Recently I was asked to give a talk about social media. Many companies are interested in this buzz-compliant, over-hyped topic. At every conference in the gaming world, there are a few lectures on social media. All of the ones I have attended have a simple message: if your company is not on Facebook or Twitter, you’re not in the game. Then they talk about how wonderful these two services are. However, if your social media strategy is simply to sign up to Facebook and Twitter, don’t bother. That strategy will fail.

These two sites may be part of a strategy but they are only a part of a tactical implementation of the a social media strategy. The reason this poor strategy is so common is in my mind the lack of understanding of social media. My simple definition of social media is that social media is a form of communication or conversation.

The problem with the term social media is that it’s an overloaded word, and can mean different things to different people. In fact, there are different categories of social media. Gartner defines four categories. Social networking is all about connections and relationships. You connect to people and establish relationships, often categorized. Facebook is an example of this. Social collaboration is all about sharing ideas using tools like blogs, wikis, and IM. Social feedback is about user recommendations and ratings. Many sites provide functionality for this. Social publishing is about getting your content out there. Blogs, Twitter, Facebook, and YouTube are examples.

What’s new with social media is that we now have new tools for one-to-many and one-to-one communication. Individuals have the opportunity to express themselves and be heard. But when thinking about this conversation, the trick is to think analog. Imagine if you take all the tools and technologies away. Instead of using Facebook, you’re just letting your friends know what you are doing and you are showing them pictures and inviting them to events. Instead of reading a blog, you are reading an article right now. Instead of IM, you are having a conversation. Just use the normal words and forget technology and tools. Then it’s easier to get the real meaning of social media.

Thus, a better social media strategy is to plan what the communication should be about – that is the part you can control, at least partly, and who should be responsible. This might be deciding the content offered, what type of tweets to send, what type of articles to put on your corporate homepage and how to communicate, how to get followers etc. Once the strategy is clear, it needs to be implemented by a person or persons that are responsible.  The third part of a social media strategy is to listen. This is the key. Since social media is communication you have to listen. It is not a one-way broadcast communication.

It is also important to realize that this communication is ongoing. You might need plan the strategy and implement it in the beginning but don’t expect the task to end any time soon.

Companies that have call centers can give this responibilty to their phone workers. This might actully have the benefit of reducing cost, since one person can only take one conversation using the phone, but can handle mutliple threads of communcation through Twitter for example.

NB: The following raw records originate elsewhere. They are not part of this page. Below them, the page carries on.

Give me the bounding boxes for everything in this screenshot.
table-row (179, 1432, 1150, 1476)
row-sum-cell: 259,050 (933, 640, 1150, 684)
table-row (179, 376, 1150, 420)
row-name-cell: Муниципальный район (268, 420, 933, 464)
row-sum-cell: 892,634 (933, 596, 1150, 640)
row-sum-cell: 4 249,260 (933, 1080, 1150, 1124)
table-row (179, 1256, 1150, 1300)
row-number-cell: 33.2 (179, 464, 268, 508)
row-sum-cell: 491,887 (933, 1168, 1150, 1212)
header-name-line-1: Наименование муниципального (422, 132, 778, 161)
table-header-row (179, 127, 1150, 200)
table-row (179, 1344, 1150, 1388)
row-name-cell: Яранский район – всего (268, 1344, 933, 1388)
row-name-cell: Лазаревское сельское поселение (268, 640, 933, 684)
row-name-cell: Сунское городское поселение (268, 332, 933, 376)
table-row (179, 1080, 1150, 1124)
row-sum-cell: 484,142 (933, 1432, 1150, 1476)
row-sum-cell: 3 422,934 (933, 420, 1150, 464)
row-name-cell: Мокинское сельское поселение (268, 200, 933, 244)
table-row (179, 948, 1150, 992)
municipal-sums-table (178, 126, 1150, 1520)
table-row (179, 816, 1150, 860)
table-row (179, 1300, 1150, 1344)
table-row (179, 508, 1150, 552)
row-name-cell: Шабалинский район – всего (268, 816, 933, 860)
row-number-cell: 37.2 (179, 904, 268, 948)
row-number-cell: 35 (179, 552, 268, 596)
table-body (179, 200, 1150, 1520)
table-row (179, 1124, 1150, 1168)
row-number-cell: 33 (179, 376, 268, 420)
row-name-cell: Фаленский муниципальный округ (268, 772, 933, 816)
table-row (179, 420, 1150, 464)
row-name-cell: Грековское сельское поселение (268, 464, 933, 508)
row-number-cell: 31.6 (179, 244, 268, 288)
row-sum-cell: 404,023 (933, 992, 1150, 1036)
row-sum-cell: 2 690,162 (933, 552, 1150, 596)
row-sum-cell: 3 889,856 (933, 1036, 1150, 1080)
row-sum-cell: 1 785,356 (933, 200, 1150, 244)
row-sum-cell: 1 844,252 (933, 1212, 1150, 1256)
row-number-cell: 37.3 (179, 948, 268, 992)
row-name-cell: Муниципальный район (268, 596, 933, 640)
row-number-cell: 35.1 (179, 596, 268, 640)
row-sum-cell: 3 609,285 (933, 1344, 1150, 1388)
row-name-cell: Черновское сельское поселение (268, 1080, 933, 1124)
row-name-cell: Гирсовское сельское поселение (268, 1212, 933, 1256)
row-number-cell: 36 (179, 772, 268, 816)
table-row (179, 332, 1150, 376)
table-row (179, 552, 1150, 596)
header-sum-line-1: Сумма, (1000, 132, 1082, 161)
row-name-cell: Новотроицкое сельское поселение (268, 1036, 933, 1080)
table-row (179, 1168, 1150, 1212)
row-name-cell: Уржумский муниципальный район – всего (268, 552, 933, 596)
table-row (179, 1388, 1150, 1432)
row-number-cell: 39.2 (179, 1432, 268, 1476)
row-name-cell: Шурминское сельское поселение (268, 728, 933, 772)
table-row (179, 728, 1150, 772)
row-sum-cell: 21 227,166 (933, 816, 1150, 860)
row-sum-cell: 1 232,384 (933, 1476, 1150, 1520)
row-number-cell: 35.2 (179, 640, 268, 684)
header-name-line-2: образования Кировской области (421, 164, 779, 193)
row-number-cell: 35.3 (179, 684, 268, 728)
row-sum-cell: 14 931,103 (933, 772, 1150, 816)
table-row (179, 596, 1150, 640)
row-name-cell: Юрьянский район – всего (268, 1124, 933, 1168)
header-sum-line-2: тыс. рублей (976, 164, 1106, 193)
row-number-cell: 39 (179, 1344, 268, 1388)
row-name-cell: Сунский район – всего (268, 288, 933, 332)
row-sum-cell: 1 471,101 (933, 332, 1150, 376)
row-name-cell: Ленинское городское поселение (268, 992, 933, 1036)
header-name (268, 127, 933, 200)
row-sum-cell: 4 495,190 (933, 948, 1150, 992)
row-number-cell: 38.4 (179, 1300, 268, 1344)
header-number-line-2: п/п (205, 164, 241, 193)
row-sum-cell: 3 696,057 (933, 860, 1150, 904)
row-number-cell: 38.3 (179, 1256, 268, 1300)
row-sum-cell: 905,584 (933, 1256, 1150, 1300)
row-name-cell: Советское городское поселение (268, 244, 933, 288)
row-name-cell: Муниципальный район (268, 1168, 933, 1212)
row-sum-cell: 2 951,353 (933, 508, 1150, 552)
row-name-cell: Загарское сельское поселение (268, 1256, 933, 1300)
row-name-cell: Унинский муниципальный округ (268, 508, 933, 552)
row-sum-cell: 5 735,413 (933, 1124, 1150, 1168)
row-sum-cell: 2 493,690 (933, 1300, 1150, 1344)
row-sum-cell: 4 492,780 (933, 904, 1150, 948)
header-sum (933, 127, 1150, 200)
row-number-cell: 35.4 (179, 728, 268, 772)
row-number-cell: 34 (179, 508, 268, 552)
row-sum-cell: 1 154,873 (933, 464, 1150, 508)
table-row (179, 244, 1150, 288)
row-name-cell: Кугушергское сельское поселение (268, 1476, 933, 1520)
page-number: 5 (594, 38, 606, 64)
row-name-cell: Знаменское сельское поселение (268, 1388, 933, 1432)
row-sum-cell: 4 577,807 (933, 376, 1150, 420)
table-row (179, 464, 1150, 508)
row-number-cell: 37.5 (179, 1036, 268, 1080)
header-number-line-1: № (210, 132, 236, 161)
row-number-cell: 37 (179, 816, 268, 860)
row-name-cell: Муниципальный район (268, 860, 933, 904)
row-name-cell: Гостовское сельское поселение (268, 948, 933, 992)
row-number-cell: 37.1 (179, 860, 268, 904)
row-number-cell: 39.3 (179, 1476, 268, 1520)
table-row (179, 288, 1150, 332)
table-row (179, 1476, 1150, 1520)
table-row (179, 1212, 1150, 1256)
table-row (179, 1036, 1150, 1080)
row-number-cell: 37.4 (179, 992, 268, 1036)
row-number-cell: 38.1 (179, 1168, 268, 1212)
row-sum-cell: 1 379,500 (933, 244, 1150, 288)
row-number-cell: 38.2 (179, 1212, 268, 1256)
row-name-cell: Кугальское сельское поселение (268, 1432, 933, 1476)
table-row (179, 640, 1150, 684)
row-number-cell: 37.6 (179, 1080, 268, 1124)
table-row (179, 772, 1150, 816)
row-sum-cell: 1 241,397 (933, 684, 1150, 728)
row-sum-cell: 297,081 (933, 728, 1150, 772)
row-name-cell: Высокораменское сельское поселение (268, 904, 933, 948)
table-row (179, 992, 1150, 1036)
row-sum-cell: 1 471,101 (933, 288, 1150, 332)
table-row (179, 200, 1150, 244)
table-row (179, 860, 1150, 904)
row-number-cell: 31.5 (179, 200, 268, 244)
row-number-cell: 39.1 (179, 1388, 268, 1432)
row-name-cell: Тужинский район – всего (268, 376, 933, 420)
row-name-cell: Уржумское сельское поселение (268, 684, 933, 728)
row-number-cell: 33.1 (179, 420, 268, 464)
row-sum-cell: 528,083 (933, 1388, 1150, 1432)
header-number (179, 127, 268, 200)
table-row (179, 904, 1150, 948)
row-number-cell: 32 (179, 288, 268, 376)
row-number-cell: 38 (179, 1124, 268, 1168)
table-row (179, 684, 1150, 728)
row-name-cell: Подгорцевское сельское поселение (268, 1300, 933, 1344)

Having defined the conversations, then you choose tools. Facebook and Twitter are important but social media also has many other tools. Blogs like WordPress provides, photo services like Flickr, bookmarks services like Delicious, wikis for collaboration, and so on. Indeed, there are more tools in the Conversation Prism than you think, and many of these you’ve probably never heard of.

The important part of creating a social strategy is to think about the conversation – just ignore the tools. Companies have one-to-one communication with their clients, how should they organize the conversation. And like in so many cases with technology, we must learn to walk before we learn to run.